Visual encyclopedia builds itself by scouring the internet

Crowdsourced knowledge bases like Wikipedia encompass a lot of knowledge, but humans can only add to them so quickly. Wouldn't it be better if computers did all the hard work? The University of Washington certainly believes so. Its LEVAN (Learn EVerything about ANything) program is building a visual encyclopedia by automatically searching the Google Books library for descriptive language, and using that to find pictures illustrating the associated concepts. Once LEVAN has seen enough, it can associate images with ideas simply by looking at pixel arrangements. Unlike earlier learning systems, such as Carnegie Mellon's NEIL, it's smart enough to tell the difference between two similar objects (such as a Trojan horse and a racing horse) while lumping them under one broader category.

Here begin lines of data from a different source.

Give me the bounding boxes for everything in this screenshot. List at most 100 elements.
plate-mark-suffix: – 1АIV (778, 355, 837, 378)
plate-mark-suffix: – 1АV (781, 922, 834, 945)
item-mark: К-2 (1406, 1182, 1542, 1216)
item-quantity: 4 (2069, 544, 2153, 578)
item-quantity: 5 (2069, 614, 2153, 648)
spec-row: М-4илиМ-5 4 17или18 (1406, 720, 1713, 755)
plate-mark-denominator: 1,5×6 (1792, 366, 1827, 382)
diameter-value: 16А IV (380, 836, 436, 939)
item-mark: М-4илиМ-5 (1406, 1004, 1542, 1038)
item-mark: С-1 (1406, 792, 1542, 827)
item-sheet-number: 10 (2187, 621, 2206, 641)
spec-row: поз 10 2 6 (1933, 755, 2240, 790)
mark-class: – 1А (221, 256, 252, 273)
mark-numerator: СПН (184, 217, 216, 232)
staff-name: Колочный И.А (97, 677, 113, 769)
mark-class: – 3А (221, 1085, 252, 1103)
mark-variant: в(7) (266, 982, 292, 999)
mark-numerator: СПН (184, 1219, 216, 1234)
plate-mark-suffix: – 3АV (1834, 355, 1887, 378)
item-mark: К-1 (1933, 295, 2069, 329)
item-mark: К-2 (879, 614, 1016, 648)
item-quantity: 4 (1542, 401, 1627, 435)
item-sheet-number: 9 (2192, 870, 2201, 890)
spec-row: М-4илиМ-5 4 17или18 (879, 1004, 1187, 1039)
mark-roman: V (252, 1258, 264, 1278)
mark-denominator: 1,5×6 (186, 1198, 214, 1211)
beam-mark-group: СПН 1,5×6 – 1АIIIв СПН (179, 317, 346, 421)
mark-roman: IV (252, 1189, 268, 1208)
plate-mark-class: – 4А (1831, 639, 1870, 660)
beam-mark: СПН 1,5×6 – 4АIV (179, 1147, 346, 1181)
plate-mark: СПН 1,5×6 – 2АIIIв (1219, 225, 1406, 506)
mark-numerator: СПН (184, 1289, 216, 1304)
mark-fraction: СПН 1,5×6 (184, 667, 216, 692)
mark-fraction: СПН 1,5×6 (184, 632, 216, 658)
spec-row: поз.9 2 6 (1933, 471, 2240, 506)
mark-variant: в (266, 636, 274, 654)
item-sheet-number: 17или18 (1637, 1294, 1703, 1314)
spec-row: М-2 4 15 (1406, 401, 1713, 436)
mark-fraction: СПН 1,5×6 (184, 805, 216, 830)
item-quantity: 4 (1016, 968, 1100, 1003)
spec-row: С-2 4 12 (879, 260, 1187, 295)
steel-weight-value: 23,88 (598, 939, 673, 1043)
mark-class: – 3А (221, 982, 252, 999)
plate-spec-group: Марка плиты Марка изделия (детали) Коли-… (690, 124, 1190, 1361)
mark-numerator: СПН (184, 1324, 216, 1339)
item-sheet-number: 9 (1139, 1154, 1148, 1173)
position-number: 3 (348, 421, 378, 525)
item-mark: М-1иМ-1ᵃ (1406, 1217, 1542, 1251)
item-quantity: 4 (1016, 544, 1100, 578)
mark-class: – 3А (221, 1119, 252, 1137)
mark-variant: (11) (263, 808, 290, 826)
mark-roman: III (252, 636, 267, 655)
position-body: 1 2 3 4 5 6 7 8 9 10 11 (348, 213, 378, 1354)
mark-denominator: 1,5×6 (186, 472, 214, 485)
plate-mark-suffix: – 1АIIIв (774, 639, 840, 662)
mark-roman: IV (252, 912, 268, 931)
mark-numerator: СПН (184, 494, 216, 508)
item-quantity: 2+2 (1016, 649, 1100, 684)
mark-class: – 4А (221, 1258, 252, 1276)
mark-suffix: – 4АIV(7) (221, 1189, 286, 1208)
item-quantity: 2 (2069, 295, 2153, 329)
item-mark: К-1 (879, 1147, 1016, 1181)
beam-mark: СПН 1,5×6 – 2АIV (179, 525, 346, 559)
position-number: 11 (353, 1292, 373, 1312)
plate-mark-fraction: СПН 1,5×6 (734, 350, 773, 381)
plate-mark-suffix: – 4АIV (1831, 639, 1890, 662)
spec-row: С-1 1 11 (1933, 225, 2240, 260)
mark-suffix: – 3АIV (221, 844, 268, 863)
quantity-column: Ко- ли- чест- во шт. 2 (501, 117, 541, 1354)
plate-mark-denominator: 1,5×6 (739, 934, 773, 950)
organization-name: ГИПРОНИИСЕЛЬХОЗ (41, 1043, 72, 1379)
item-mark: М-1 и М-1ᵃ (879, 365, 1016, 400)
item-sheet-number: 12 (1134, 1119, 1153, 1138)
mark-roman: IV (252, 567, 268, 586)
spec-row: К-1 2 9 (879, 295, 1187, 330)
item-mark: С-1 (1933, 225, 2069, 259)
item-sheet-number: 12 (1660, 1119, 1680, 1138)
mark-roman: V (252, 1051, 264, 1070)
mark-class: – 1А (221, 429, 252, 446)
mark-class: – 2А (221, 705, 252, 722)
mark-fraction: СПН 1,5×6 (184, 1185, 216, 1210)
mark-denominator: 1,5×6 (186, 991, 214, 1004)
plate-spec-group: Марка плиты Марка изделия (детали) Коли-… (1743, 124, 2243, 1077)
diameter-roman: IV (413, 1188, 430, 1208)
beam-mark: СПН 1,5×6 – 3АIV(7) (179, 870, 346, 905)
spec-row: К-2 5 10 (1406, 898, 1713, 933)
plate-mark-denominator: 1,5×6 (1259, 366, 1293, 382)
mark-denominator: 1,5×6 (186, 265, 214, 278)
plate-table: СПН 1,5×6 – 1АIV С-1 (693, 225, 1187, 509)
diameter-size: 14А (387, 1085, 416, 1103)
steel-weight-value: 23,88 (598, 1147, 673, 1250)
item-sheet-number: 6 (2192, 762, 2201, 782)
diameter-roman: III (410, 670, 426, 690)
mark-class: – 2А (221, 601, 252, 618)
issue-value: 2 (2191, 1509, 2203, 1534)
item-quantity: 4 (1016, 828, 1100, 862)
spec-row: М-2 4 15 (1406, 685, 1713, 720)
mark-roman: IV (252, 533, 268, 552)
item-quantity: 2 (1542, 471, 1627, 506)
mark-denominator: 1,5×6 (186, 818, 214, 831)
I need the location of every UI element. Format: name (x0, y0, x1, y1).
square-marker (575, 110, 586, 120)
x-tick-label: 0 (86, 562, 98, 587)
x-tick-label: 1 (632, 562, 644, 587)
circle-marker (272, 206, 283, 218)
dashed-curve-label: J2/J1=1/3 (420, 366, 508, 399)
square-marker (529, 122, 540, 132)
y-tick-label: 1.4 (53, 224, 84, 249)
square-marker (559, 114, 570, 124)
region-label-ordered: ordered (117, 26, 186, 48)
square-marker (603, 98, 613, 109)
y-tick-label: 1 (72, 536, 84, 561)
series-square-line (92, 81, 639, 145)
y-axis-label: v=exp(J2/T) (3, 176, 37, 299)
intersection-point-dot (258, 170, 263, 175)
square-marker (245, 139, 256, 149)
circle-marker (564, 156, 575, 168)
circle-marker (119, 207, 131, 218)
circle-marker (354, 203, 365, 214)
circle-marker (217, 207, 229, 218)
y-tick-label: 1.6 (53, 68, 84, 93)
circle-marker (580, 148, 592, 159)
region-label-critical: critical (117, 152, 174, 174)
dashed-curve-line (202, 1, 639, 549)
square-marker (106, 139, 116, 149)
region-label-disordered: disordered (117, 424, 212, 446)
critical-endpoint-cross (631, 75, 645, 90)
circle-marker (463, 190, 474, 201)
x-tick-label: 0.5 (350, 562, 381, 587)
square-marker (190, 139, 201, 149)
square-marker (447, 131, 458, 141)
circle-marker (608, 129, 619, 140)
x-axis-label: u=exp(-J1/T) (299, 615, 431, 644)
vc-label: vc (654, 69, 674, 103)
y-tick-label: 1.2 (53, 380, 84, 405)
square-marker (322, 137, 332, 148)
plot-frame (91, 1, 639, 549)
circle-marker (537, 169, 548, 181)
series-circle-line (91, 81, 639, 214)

Right now, the folks at the Wikimedia Foundation have little to worry about. LEVAN has only explored about 175 concepts as of this writing, and it can take as much as 12 hours to add another to the mix. It's open to suggestions from the public, though, and the university has open-sourced its code so that anyone can build on the formula. You won't want to depend on this self-assembling information hub for vital knowledge in the near future, but it should eventually be very useful for both schools teaching basic ideas as well as computer vision software that needs a helping hand.